How is blood-borne transmission of Mycobacterium tuberculosis diagnosed?

       Acute hematogenous, disseminated tuberculosis, or acute chestnut granulomatous tuberculosis is the result of hematogenous dissemination of tuberculosis bacilli from a lesion, with a large number of bacilli entering the bloodstream simultaneously or within a very short period of time. Acute pulmonary tuberculosis not only affects the lungs, but can also cause generalized pulmonary changes. The most common complication is tuberculous meningitis, which can also cause chestnut nodules in the liver, spleen, kidneys, etc.

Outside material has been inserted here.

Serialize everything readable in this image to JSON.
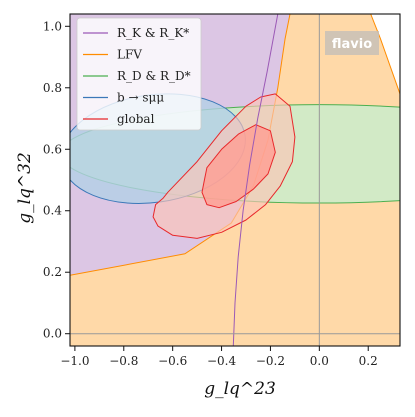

Clinical symptoms include acute high fever, night sweats, dry cough, dyspnea, abdominal pain, diarrhea or constipation, and in some cases, headache, nausea and drowsiness, and impaired consciousness.  Mycobacterium tuberculosis examination is the most specific method to confirm the diagnosis of pulmonary tuberculosis, which can be found in the plate and is the main basis for confirming the diagnosis of pulmonary tuberculosis.  Imaging chest x-ray examination can reveal the location and extent of lesions in the lungs, the size of cavities or holes, the thickness of the walls, etc. The transmission of x-ray is different for various types of tuberculosis lesions, and through x-ray examination, the pathological nature of tuberculosis lesions can be roughly estimated, and the early detection of tuberculosis can be judged as well as the development of the disease and the treatment effect.